Beberapa dari mereka mengatakan nada yang mirip,

“Sewaktu di tempat kerja yang dulu, saya merasa gersang, merasa gelisah, merasa tidak nyaman. Apa-apa habis begitu saja, sholat sering terlewatkan, dan tidak berniat mencari bekal untuk di akhirat. Namun sekarang, saya merasa lebih tenang, aman dan tentram dengan hidup seperti ini”.

Menurut mereka saat ini, bisa menjalankan sholat lima waktu, bisa berjamaah, bisa mengaji, bisa bersedekah dengan tenaga, ilmu, menolong sesama dan segala sesuatu yang baik buat bekal kelak di Akhirat.

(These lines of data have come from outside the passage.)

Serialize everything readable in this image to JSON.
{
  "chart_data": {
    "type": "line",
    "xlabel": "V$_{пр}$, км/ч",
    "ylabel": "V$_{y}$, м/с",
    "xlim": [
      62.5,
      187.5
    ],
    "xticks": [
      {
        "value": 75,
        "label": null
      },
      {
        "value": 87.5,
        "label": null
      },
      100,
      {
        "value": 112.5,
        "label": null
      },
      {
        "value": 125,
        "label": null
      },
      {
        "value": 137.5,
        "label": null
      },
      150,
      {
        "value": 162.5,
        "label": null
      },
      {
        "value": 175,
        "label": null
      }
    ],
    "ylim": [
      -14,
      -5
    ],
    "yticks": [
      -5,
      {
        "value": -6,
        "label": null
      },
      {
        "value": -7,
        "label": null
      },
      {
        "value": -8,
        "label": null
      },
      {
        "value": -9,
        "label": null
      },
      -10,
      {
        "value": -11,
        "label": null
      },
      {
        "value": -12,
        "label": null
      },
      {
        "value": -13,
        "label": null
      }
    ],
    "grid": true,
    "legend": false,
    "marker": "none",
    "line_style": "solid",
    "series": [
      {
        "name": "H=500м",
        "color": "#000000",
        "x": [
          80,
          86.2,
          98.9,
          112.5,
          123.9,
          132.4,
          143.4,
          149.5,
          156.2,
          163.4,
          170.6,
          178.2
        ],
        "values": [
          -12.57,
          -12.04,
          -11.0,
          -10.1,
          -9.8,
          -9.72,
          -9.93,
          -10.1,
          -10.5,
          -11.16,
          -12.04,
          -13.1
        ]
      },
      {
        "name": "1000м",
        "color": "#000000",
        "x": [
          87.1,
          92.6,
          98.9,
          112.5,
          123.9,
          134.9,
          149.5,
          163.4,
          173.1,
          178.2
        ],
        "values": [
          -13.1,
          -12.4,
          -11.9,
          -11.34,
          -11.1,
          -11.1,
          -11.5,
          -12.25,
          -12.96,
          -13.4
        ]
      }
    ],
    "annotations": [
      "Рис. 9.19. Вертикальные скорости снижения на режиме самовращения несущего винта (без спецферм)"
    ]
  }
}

Secara material nominal mungkin di sini tidaklah sebesar dulu, namun entah mengapa saya merasa cukup. Saat ada kebutuhan berkaitan materi entah untuk A, B dan C, yang bersifat diluar rutinitas, Allah ngasih jalan begitu saja dengan mudah, dan ada saja rezekinya.

Kehidupan yang di laluinya, merasa begitu nikmat. Keluarga sehat, anak soleh, pintar, dan merasa bahagia.

Bagi saya, meyakini bahwa semua ini “adalah rezeki yang barakah”.

Bahkan entah bagaimana ceritanya, saya merasakan itu. Tak hanya saya, ibu saya yang setiap bulan saya kirimi seperti merasakan energi positifnya.

“Zis uang yang kamu berikan ke ibu kok berkah banget yah, secara matematika untuk A, B dan C tidak cukup. Tapi kok cukup bahkan uangnya sisa”

Banyak dari guru-guru saya di Pesantren selalu berpesan, bahwa dunia, materi, uang cukup ditaruh di tangan jangan sampai masuk kedalam hati.

Yap, meski saya belum mengalami fase seperti mereka-mereka yang bisnis, dan kerjanya berpenghasilan sangat fantastis, namun pengalaman-pengalaman mereka adalah guru terbaik untuk diriku juga.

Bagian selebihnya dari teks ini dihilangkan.